David Melius Named 53rd Allstate Sugar Bowl President
Wednesday, February 17, 2010
David Melius has been named the Sugar Bowl Committee's President for the 2010-11 year. A native New Orleanian, Melius is the 53rd president of the organization.
Since joining the Sugar Bowl Committee in 1995, Melius has been involved with numerous committees. He has served as the chairman of the team liaison committee as well as the entertainment committee for four years, including during the 2004 National Championship year which featured LSU defeating Oklahoma in the Sugar Bowl.
"After serving as a member of this wonderful organization for the past 14 years, I am very excited for the opportunity to serve as the President of the Allstate Sugar Bowl," Melius said. "I am very much looking forward to working with my fellow committee members and our professional staff to continue the tradition of excellence we have built over the last 75-plus years."
Melius succeeds Richard R. Smith, who directed the organization through the 2009 year as well as the Jan. 1, 2010 Allstate Sugar Bowl Classic between Florida and Cincinnati. He will serve with Lance Africk, President-Elect; Jack Laborde, Vice-President; John A. "Jay" Batt, Jr., Treasurer; and Dennis J. Waldron, Secretary. The Sugar Bowl's 51st President, Ronnie Burns, was elected Chairman of the Executive Committee. John R. Busenlener, Lloyd N. Frischhertz, and Dr. J. Lee Moss were elected to the Executive Committee.
A graduate of St. Martin's Episcopal School in Metairie, Melius attended Texas A&M and LSU before opening a bar and restaurant in the French Quarter in 1974. In 1983, he bought Bruno's Tavern, a popular uptown establishment which has been in business since 1934, and oversaw a move to its original location, a much larger establishment, in 2006. He and his wife Selby have two children: daughter Ashley, also a member of the Sugar Bowl Committee, and son Barth.
In addition to his time with the Sugar Bowl, Melius has been involved with the Carrollton Booster Club and St. Martin's Alumni organizations.

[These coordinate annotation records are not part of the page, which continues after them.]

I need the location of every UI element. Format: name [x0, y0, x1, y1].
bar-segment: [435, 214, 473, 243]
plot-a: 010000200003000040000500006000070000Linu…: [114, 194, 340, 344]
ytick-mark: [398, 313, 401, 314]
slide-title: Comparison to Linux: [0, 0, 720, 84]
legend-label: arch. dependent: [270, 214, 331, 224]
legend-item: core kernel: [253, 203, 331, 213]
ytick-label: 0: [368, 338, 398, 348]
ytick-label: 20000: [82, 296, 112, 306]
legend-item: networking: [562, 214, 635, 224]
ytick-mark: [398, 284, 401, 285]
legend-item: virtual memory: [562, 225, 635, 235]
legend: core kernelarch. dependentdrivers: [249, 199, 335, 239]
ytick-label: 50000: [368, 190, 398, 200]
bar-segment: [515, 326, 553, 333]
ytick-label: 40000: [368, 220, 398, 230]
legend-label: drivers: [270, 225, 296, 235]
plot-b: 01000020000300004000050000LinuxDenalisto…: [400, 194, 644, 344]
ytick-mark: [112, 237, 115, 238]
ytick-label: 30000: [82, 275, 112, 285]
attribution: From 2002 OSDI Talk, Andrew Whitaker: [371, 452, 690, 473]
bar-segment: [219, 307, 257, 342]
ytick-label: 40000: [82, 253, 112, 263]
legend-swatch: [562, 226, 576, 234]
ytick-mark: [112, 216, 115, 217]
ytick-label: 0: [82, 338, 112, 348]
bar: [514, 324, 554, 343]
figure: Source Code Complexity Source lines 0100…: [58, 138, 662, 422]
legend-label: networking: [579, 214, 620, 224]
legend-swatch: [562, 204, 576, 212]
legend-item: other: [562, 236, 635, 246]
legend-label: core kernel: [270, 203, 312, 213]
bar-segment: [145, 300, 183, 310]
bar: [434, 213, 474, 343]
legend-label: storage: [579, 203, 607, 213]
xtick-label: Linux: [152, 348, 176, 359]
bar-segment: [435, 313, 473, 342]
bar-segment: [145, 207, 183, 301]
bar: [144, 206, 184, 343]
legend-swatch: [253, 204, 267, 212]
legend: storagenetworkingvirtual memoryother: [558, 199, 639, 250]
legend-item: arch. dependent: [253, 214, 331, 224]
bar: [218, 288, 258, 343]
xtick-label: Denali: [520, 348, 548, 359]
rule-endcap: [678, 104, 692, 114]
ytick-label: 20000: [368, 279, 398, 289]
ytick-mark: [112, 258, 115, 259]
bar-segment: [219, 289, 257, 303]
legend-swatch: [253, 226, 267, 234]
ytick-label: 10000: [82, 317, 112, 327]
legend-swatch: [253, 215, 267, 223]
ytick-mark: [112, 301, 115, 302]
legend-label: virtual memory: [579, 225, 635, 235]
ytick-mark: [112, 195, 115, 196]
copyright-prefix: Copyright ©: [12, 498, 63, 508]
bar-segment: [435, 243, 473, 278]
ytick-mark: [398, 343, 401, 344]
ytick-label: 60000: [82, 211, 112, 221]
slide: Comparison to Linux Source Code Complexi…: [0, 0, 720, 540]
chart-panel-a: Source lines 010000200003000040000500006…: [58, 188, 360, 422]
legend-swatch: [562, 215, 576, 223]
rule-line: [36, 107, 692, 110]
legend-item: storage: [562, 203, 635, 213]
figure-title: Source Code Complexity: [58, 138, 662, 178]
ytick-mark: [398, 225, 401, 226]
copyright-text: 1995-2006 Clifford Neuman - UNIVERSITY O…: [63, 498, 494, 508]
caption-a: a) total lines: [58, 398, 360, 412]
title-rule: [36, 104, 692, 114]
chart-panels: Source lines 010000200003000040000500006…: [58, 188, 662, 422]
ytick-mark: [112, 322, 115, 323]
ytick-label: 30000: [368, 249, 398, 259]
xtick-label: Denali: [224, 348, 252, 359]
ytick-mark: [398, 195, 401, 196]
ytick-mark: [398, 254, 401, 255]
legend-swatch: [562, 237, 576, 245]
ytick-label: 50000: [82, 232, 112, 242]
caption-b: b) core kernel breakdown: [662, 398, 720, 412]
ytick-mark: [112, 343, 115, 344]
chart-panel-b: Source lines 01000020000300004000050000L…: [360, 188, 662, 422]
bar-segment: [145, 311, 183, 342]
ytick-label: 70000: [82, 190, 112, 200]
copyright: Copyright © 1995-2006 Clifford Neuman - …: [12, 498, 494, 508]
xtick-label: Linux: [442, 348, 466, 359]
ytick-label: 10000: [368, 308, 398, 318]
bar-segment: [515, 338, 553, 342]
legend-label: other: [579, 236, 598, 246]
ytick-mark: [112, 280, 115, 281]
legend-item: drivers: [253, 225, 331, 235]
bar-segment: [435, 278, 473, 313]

The Sugar Bowl Committee was founded as the New Orleans Mid-Winter Sports Association in 1934 for the purpose of promoting amateur sporting events that would stimulate tourism and have a positive economic effect on the New Orleans metropolitan area. The 2010 game is estimated to have had an economic impact of over $150 million while the Sugar Bowl has brought over one billion dollars of economic stimulus to the region over the past decade.